When you file a workers’ comp claim in Georgia, there are two processes that you may participate in. You may choose to settle if your compensation is fair and reasonable. In other situations, it may be necessary to go through a legal proceeding known as a “hearing.” This article outlines the processes that you could face and explains the terms of the financial settlements.
Georgia workers’ comp settlements come in two forms. A liability settlement is when the insurance company agrees to pay for your injury. There may be debate over how much you’ll be awarded, but the accident and your injury aren’t in question.
The more complicated settlement is a non-liability settlement. Here, your eligibility for workers’ comp is in question. This could occur because the accident or your injury is in dispute. Though a workers’ comp attorney is typically encouraged for most claims, if you’re facing a non-liability settlement, you definitely need an attorney to navigate the paperwork and evidentiary requirements.
The settlement process can be as quick as you’d like, to an extent. If the initial offering from the insurance company is sufficient, you can accept right away. We do, however, encourage you to wait until you feel as though you’re healed enough to give this big decision full consideration.
If you have any doubts or questions, we suggest that you first consult a Georgia workers’ compensation attorney. Simply tell the insurance company that you wish to speak with your lawyer before agreeing to any compensation.
If you refuse the total offered by the insurance company for whatever reason, then the claim becomes a legal proceeding. Evidence is collected and a hearing may be necessary. At this point, a workers’ comp attorney becomes a necessity.
All workers’ comp claims must be approved by the Georgia Board of Workers’ Compensation. Though it’s not encouraged that you do so, you can change your mind about your workers’ comp settlement even if you’ve signed paperwork to accept the amount. Once you receive Board approval, however, the decision is considered final.
Whether you plan to accept a settlement or your claim moves to a workers’ comp hearing, Georgia law allows both parties to schedule formal questioning via depositions. Your workers’ comp lawyer may depose a witness to your accident or your supervisor regarding what happened and how your claim was processed, for example.
In turn, your employer’s lawyer is likely to ask you to sit for a deposition to discuss the accident and how your medical treatment is progressing. The attorney could also ask you about your medical history, previous injuries, and your daily activities after your accident.
Depositions take place in a lawyer’s office or a neutral space such as a hotel conference room, so they’re less formal than a court hearing. Even though this isn’t a trial, you’re still under oath and what you say can be used against you in a workers’ comp hearing. It’s important to prepare for your deposition by meeting with your lawyer ahead of time so you have an idea of what questions will be asked and how to prepare.
If you refuse a settlement for workers’ comp, then you may have to attend a workers’ compensation hearing. A hearing is similar to a trial, but the rules are different for workers’ comp. There’s no jury, so it’s referred to as a “bench trial.”
At the hearing, both parties present their information to the judge. You’re the “plaintiff” or “claimant,” and the defense is usually an attorney and a representative from your employer and the insurance company. After the lawyers present brief summaries of the case, the trial goes “on the record” and a court reporter records what is said.
In most cases, you’ll have to testify under oath about your injury and the accident. After your attorney interviews you, you will be cross examined by the defense. You may present any witness statements and documents demonstrating what happened and the extent of your injuries. Your attorney may also present evidence to justify why attorney fees should be included as part of your settlement.
When your attorney is finished, the other attorney presents your employer’s side of the story by calling their own witnesses such as supervisors or other employees. The attorney may submit competing medical documents or other evidence to try and minimize your injury and/or the accident. Once both sides have presented to the judge, the case goes “off the record.”

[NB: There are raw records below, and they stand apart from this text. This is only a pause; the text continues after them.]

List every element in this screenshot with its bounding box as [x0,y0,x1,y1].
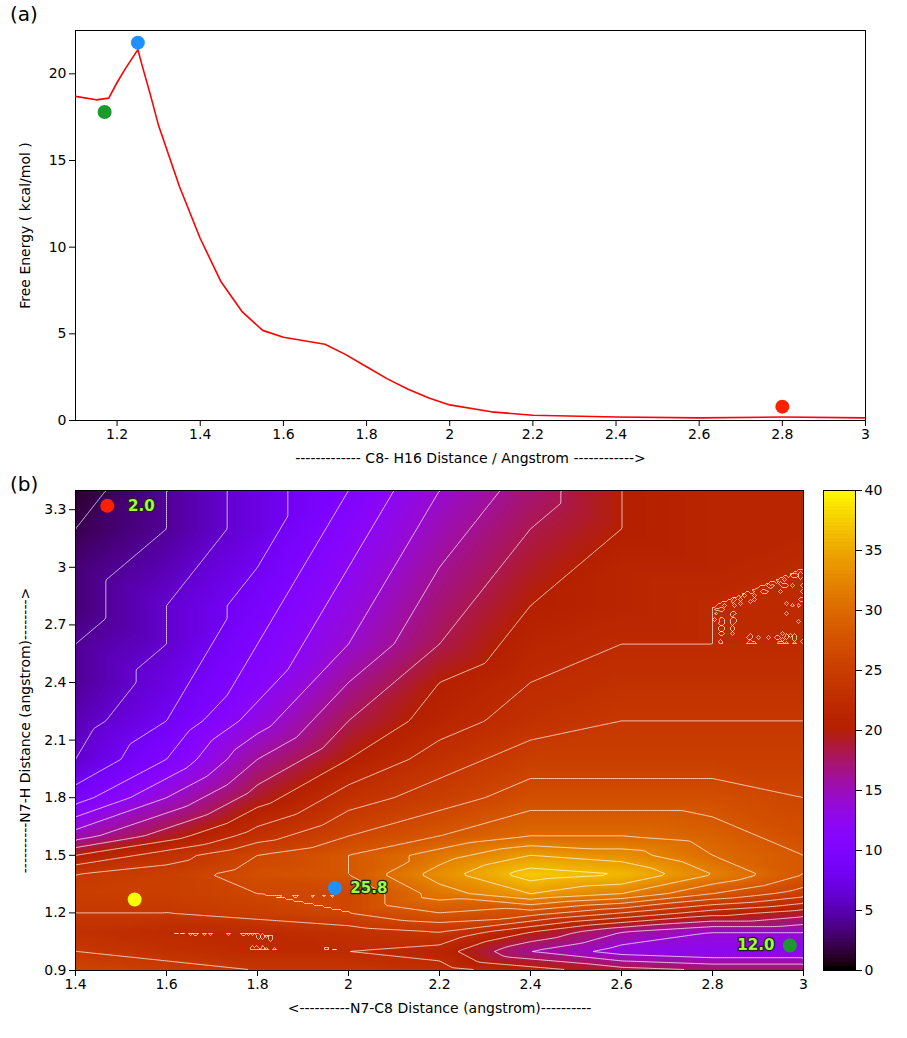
svg-text:1.8: 1.8 [355,426,377,442]
svg-text:35: 35 [865,542,883,558]
svg-text:2: 2 [445,426,454,442]
svg-text:1.4: 1.4 [64,976,86,992]
svg-text:0: 0 [865,962,874,978]
svg-text:2: 2 [344,976,353,992]
svg-text:5: 5 [865,902,874,918]
svg-text:2.2: 2.2 [428,976,450,992]
svg-text:<----------N7-C8 Distance (ang: <----------N7-C8 Distance (angstrom)----… [288,1000,592,1016]
svg-text:0.9: 0.9 [44,962,66,978]
svg-text:5: 5 [58,325,67,341]
svg-text:20: 20 [865,722,883,738]
svg-text:3: 3 [58,559,67,575]
svg-text:2.8: 2.8 [771,426,793,442]
svg-text:10: 10 [865,842,883,858]
svg-text:1.2: 1.2 [106,426,128,442]
svg-text:2.6: 2.6 [688,426,710,442]
svg-text:1.6: 1.6 [155,976,177,992]
svg-text:12.0: 12.0 [737,936,774,954]
html-text:(a): (a) [10,2,38,26]
svg-text:30: 30 [865,602,883,618]
svg-text:2.4: 2.4 [519,976,541,992]
svg-text:2.1: 2.1 [44,732,66,748]
svg-text:2.7: 2.7 [44,616,66,632]
svg-text:2.8: 2.8 [701,976,723,992]
svg-text:2.6: 2.6 [610,976,632,992]
svg-text:25: 25 [865,662,883,678]
svg-text:1.8: 1.8 [44,789,66,805]
svg-text:Free Energy ( kcal/mol ): Free Energy ( kcal/mol ) [17,142,33,309]
svg-text:2.4: 2.4 [44,674,66,690]
svg-text:----------N7-H Distance (angst: ----------N7-H Distance (angstrom)------… [17,588,33,873]
svg-text:3.3: 3.3 [44,501,66,517]
svg-text:1.5: 1.5 [44,847,66,863]
svg-text:1.6: 1.6 [272,426,294,442]
svg-text:1.8: 1.8 [246,976,268,992]
svg-text:10: 10 [49,239,67,255]
svg-text:25.8: 25.8 [350,879,387,897]
svg-text:2.2: 2.2 [522,426,544,442]
svg-text:15: 15 [865,782,883,798]
svg-text:1.4: 1.4 [189,426,211,442]
svg-text:15: 15 [49,152,67,168]
svg-text:------------- C8- H16 Distance: ------------- C8- H16 Distance / Angstro… [295,450,646,466]
html-text:(b): (b) [10,472,39,496]
svg-text:2.0: 2.0 [128,497,155,515]
svg-text:40: 40 [865,482,883,498]
svg-text:3: 3 [799,976,808,992]
svg-text:20: 20 [49,65,67,81]
svg-text:1.2: 1.2 [44,904,66,920]
svg-text:0: 0 [58,412,67,428]
svg-text:3: 3 [861,426,870,442]
svg-text:2.4: 2.4 [605,426,627,442]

Unlike regular trials, a Georgia workers’ comp hearing doesn’t end with a verdict. Instead, the parties’ attorneys draft closing briefs to the judge which summarize their positions and restate what their evidence proved. After the judge reads those briefs, they make a judgment and determine how much workers’ comp you are owed by your employer.
Like any other legal proceeding in this country, you have the right to appeal a workers’ comp decision that occurred via a hearing, mediation or arbitration. With only 20 days to file, however, the paperwork must be completed quickly.
Additionally, it’s worth mentioning that a written legal brief and 5-minute oral argument is all your attorney has to try and win your compensation. With that in mind, it’s important that you pick a highly qualified Georgia workers’ comp attorney to manage this difficult task.
Whether you receive a settlement or a judge determines how much workers’ comp you’ll receive, your payment typically comes in a lump sum. Workers’ comp payments are NOT taxable, so you’ll be paid the full amount minus attorney and legal fees.
For more serious injuries with permanent damage, workers receive what’s known as a “structured settlement.” These settlements are mostly awarded to employees who can no longer work at their former position or may not be able to work at all. Instead of a lump sum, these payments are given each month—annually or every few years.
It’s important to mention that workers’ comp payments are “full and final settlements.” This means you can’t try to change your payment total if your condition worsens later on. As a result, it’s best you speak to legal and medical professionals before committing to a total from the insurance company.